“But give me your opinion: a man had two sons. He went to the first and said, ‘Son, go and work today in the vineyard.’ He answered, ‘I don’t want to’; but later he changed his mind and went. The father went to his other son and said the same thing. This one answered, ‘I will, sir’; but he didn’t go. Which of the two did what his father wanted?” “The first,” they replied. “That’s right!” Yeshua said to them. “I tell you that the tax-collectors and prostitutes are going into the Kingdom of God ahead of you! For Yochanan came to you showing the path to righteousness, and you wouldn’t trust him. The tax-collectors and prostitutes trusted him; but you, even after you saw this, didn’t change your minds later and trust him.

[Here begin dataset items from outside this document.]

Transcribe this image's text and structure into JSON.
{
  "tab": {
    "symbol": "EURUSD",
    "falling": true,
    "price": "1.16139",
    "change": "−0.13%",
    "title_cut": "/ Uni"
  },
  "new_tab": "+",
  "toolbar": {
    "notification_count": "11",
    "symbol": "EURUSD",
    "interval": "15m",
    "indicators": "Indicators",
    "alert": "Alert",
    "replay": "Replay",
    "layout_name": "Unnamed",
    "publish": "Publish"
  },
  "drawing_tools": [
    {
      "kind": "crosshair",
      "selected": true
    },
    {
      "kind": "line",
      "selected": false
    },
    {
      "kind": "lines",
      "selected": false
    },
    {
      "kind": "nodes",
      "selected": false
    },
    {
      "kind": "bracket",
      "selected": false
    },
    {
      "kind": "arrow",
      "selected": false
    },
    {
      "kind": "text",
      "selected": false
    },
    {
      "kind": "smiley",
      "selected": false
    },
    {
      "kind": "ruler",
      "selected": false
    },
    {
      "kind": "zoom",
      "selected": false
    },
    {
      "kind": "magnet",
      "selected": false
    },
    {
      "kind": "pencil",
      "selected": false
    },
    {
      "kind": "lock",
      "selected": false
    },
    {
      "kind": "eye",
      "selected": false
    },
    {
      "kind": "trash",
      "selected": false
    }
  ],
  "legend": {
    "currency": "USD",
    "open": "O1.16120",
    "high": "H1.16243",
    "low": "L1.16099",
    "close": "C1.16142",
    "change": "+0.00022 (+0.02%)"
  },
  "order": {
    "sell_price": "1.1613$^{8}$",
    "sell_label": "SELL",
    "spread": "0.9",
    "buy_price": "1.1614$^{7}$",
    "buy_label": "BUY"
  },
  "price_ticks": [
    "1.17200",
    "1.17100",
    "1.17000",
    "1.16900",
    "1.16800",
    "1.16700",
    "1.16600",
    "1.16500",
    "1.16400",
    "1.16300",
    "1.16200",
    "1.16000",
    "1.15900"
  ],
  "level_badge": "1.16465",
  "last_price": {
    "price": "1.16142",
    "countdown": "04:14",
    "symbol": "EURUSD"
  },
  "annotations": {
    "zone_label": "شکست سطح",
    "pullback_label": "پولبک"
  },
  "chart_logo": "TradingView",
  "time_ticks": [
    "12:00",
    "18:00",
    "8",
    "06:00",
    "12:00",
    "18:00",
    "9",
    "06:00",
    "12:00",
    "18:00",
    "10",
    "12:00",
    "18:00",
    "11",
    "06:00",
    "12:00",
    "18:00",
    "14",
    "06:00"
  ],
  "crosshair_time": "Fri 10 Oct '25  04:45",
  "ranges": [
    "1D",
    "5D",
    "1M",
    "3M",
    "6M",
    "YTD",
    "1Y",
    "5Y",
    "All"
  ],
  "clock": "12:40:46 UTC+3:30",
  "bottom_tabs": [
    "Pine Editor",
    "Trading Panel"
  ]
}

“Now listen to another parable. There was a farmer who planted a vineyard. He put a wall around it, dug a pit for the winepress and built a tower; then he rented it to tenants and left. When harvest-time came, he sent his servants to the tenants to collect his share of the crop. But the tenants seized his servants — this one they beat up, that one they killed, another they stoned. So he sent some other servants, more than the first group, and they did the same to them. Finally, he sent them his son, saying, ‘My son they will respect.’ But when the tenants saw the son, they said to each other, ‘This is the heir. Come, let’s kill him and take his inheritance!’ So they grabbed him, threw him out of the vineyard and killed him. Now when the owner of the vineyard comes, what will he do to those tenants?” They answered him, “He will viciously destroy those vicious men and rent out the vineyard to other tenants who will give him his share of the crop when it’s due.” Yeshua said to them, “Haven’t you ever read in the Tanakh,
‘The very rock which the builders rejected
has become the cornerstone!
This has come from Adonai,
and in our eyes it is amazing’?
Therefore, I tell you that the Kingdom of God will be taken away from you and given to the kind of people that will produce its fruit!”
As the head cohanim and the P’rushim listened to his stories, they saw that he was speaking about them. But when they set about to arrest him, they were afraid of the crowds; because the crowds considered him a prophet.